Several men walked in through the door. Some wore windbreakers or tracksuits. Dark, hollow eyed, the kind of men who hung around Pigalle Metro station, picking up odd jobs, helping movers or unloading trucks. Not legal, but better than begging. Some did that, too. A sinking feeling came over her as she realized that all the money they earned ended up in Zette’s machines.

Annoyance shone in Zette’s eyes. Good. If she badgered him enough he’d give her something to get her to leave.

She put her bag on the counter, careful to avoid the wet spots, to show Zette she wouldn’t budge until he talked. “Who might have killed him, Zette?”

He didn’t like that, she could tell. Silently, he glanced at his watch, then looked out the fogged-up window.

“I’ve got time for a nice long conversation,” she said. “I can wait.”

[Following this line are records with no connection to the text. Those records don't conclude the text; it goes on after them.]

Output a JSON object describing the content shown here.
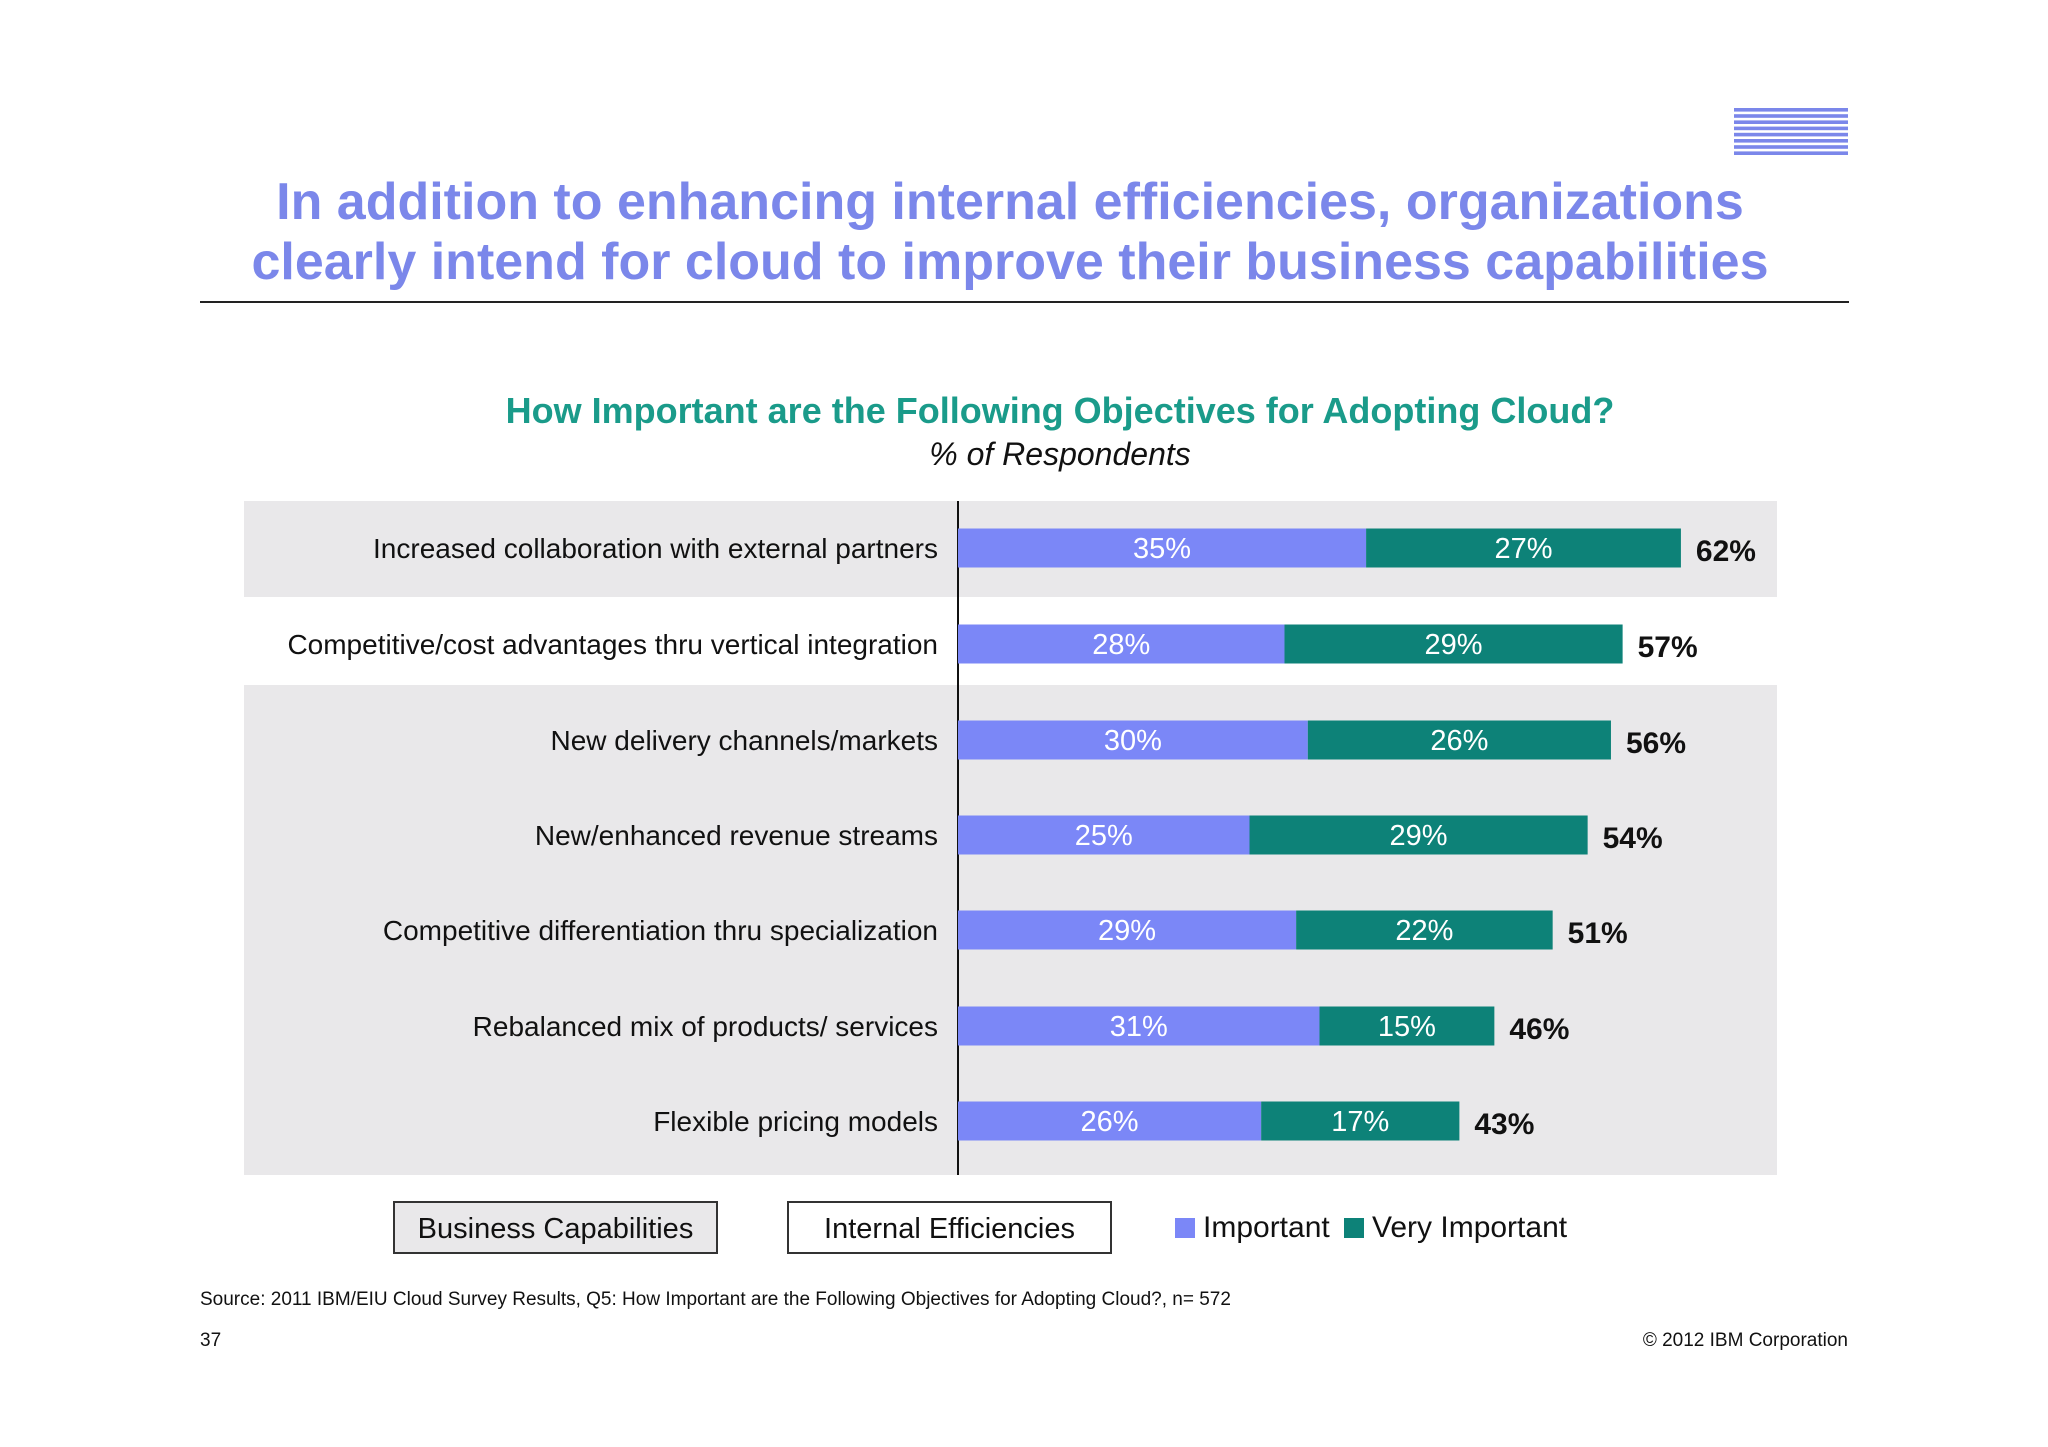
{
  "slide": {
    "title_line1": "In addition to enhancing internal efficiencies, organizations",
    "title_line2": "clearly intend for cloud to improve their business capabilities",
    "logo_text": "IBM",
    "source": "Source:  2011 IBM/EIU Cloud Survey Results, Q5: How Important are the Following Objectives for Adopting Cloud?, n= 572",
    "page_number": "37",
    "copyright": "© 2012 IBM Corporation"
  },
  "colors": {
    "title": "#7b87ea",
    "chart_title": "#1a9b8a",
    "important": "#7b87f7",
    "very_important": "#0d8278",
    "band": "#e9e8ea"
  },
  "chart_data": {
    "type": "bar",
    "orientation": "horizontal",
    "stacked": true,
    "title": "How Important are the Following Objectives for Adopting Cloud?",
    "subtitle": "% of Respondents",
    "categories": [
      "Increased collaboration with external partners",
      "Competitive/cost advantages thru vertical integration",
      "New delivery channels/markets",
      "New/enhanced revenue streams",
      "Competitive differentiation thru specialization",
      "Rebalanced mix of products/ services",
      "Flexible pricing models"
    ],
    "series": [
      {
        "name": "Important",
        "values": [
          35,
          28,
          30,
          25,
          29,
          31,
          26
        ]
      },
      {
        "name": "Very Important",
        "values": [
          27,
          29,
          26,
          29,
          22,
          15,
          17
        ]
      }
    ],
    "totals": [
      62,
      57,
      56,
      54,
      51,
      46,
      43
    ],
    "value_suffix": "%",
    "groups": [
      {
        "label": "Business Capabilities",
        "rows": [
          0,
          2,
          3,
          4,
          5,
          6
        ]
      },
      {
        "label": "Internal Efficiencies",
        "rows": [
          1
        ]
      }
    ],
    "legend": [
      "Important",
      "Very Important"
    ]
  }
}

Zette leaned forward. “You’ve heard of the vendetta?” he said, his voice lowered.

Surprised, Aimée nodded.

“Vendetta?” she repeated, in a loud voice.

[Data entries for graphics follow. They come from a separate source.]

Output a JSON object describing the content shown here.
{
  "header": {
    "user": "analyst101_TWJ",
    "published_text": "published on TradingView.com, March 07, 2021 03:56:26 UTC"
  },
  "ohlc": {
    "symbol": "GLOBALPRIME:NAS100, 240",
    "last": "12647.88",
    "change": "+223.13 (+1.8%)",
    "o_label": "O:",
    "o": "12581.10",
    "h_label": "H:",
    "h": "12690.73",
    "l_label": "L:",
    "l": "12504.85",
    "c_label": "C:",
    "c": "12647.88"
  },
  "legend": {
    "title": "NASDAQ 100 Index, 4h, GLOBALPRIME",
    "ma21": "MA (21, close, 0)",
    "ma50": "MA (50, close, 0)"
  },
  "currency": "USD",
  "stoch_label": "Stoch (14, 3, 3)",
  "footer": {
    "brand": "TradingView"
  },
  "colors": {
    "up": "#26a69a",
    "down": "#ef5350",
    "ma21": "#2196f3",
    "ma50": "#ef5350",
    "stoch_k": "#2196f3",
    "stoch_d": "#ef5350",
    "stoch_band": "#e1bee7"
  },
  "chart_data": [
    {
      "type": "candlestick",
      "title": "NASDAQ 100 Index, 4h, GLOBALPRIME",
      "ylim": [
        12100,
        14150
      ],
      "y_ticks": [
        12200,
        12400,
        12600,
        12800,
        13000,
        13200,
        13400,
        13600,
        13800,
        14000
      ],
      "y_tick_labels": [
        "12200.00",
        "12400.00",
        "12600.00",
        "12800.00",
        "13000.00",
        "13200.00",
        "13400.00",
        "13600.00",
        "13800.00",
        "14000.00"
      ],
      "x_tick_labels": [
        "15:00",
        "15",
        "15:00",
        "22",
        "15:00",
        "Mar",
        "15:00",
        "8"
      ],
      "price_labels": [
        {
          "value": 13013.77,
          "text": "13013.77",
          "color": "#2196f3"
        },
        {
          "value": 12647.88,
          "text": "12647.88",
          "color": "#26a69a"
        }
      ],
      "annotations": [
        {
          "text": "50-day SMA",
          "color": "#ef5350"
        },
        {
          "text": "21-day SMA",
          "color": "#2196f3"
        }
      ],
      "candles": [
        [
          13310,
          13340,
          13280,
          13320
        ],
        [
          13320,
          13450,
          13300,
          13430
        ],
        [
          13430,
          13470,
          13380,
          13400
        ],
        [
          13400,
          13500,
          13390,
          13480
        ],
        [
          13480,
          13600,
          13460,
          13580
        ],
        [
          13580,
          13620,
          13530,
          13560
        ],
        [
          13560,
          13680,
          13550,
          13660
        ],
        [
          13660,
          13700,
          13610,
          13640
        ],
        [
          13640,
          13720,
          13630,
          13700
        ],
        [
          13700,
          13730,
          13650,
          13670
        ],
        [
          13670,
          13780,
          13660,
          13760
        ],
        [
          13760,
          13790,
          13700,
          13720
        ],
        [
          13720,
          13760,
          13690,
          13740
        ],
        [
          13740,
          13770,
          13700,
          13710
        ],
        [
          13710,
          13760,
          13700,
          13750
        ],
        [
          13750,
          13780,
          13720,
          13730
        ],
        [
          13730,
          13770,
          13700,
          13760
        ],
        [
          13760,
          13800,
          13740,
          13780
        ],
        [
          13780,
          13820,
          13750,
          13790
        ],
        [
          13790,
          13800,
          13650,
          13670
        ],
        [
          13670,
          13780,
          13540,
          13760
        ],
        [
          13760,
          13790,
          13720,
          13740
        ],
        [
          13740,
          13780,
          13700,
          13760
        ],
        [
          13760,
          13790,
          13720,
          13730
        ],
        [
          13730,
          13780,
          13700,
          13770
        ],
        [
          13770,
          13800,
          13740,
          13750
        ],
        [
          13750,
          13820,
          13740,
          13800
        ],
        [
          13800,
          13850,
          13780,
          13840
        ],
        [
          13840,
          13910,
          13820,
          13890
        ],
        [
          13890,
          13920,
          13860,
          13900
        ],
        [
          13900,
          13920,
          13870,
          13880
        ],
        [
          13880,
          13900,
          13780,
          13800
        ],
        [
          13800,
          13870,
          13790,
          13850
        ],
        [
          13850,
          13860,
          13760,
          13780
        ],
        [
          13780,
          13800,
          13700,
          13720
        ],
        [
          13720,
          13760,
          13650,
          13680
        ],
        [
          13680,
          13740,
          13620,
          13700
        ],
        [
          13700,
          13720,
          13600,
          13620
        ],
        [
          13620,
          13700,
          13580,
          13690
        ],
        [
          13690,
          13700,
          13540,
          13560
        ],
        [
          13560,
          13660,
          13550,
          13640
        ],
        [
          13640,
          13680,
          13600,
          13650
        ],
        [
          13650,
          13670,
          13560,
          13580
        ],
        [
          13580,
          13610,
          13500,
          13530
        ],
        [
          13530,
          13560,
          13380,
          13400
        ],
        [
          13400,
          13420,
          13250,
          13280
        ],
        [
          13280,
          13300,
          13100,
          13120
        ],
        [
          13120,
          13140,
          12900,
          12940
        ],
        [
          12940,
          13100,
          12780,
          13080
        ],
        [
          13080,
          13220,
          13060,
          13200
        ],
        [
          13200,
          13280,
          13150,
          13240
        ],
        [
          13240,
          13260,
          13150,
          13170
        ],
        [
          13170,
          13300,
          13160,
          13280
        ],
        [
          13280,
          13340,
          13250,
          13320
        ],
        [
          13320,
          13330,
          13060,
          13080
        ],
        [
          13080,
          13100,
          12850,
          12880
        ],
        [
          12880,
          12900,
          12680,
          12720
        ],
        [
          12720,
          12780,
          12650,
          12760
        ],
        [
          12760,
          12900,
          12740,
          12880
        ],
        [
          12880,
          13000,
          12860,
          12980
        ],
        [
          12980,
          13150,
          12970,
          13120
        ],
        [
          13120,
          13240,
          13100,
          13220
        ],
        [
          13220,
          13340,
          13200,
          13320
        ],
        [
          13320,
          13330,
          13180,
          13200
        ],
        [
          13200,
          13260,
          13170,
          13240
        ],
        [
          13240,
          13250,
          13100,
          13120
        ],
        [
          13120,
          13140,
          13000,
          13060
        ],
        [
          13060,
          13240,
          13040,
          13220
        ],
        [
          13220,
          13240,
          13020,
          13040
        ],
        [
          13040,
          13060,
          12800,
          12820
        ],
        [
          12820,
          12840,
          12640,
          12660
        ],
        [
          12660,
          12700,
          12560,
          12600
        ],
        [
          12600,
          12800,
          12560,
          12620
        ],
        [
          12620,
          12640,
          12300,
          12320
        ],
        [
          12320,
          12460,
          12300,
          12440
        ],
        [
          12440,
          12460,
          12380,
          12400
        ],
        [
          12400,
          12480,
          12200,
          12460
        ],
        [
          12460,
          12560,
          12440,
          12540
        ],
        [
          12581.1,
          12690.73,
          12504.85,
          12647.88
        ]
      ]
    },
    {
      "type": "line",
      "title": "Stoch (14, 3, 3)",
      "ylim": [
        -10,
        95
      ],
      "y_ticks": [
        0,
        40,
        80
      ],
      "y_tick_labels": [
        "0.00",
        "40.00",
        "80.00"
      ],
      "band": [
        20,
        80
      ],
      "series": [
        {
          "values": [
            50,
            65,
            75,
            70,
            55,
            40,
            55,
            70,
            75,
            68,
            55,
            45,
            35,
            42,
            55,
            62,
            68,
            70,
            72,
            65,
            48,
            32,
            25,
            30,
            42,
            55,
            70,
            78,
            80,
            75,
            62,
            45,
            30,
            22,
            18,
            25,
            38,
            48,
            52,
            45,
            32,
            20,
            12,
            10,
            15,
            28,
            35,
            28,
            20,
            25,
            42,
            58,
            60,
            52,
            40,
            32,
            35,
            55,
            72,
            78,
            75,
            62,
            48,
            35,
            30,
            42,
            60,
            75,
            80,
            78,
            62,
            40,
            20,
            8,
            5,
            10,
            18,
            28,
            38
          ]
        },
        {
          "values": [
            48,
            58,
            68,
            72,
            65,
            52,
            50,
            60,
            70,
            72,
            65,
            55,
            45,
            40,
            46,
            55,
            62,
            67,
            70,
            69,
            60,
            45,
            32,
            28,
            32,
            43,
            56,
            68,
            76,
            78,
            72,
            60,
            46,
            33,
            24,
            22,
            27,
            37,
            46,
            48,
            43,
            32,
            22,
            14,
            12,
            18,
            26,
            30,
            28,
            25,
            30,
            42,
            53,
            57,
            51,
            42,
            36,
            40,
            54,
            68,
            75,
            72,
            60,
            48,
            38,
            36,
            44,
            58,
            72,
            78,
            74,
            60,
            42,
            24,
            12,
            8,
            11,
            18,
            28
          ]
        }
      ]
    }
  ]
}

That bothered Zette and she felt the eyes of the men on her back. “Jacques wasn’t Corsican—”

“His mother was. That’s why I helped him. Now, if you don’t mind, Mademoiselle, I’ll escort you to the door.”

OUT IN windswept Place Pigalle, she stared at the dry fountain. All but the Saint Sulpice and Jardin du Luxembourg fountains were kept dry in winter to avoid freezing. Gambling, a vendetta? She knew a large percentage of the police force was Corsican. Still in the dark but full of new questions, she headed to the Metro.